I had heard her voice on radio, friends had played me the odd track and I knew she had starred in the West End production of Chicago.
So I was used to her sound. But live, she was something else. Her voice was exceptional. It was another instrument, easily moving from jazz to dance to pop and then back to ballads and a little bit of rock.
It was outrageous in its range. At times, she sounded like a classic soul singer. She shouted and roared like Shirley Bassey and was also capable of a sexy whisper.
Her songs are beautifully melancholic, bluesey and smokey. She sang of lost love, unlucky love, bad love, of love gone and love returned.
Most of her 90-minute concert was devoted to her latest album, which has been credited as the best of her career. I don't doubt it.
If You Don't Come Back To Me is a heartbreaking love song and, I guess, bound to become a standard. It is full of hurt and anger that can only come from being in the business for 20 years and taking a lot of personal traumas.
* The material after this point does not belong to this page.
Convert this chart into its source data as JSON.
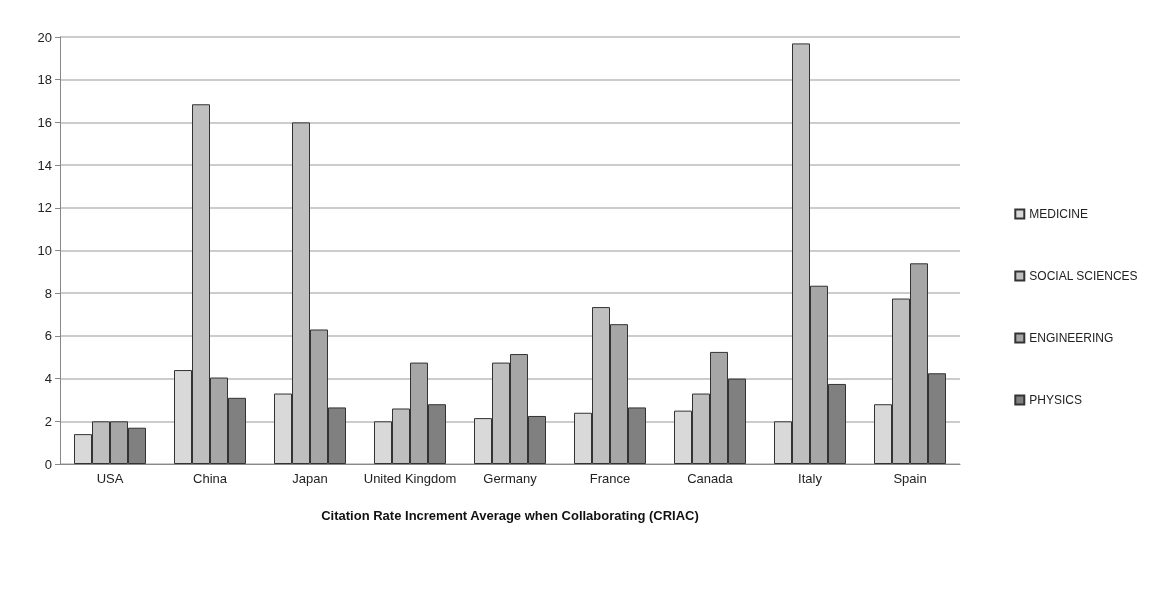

In fact, Moyet is very reminiscent of big voices such as Judy Garland and Ella Fitzgerald.
So, in spite of the amplification, which I am sure she did not need, every note, word, sob and tear was clearly registered.
That she can tell a funny story in between is the skill of a unique artist.
Her band largely played with restraint to let her voice shine through.
Her early hits, too, were not forgotten. Only You from when she was with Yazoo in the Eighties came up fresh and clean and just as plaintive.
I would have liked to have heard her sing more standards from the jazz repertoire, especially Billie Holiday's That Ole Devil Called Love, a hit for Moyet in 1985, but she did one of the most powerful interpretations of Love Letters I have ever heard.
Now she is doing her own stuff and if some don't quite have the power of the great jazz numbers, they might in the years to come. Alison Moyet is a fine, popular singer with a lifetime career in front of her.
And on the matter of those weak bladders, it wasn't really surprising.
Moyet's warm-up man was Bert Jansch, gloomy as ever, there was not one laugh from him.
No wonder the first hour of the show saw a large portion of the audience in the bar - with the resulting consequences.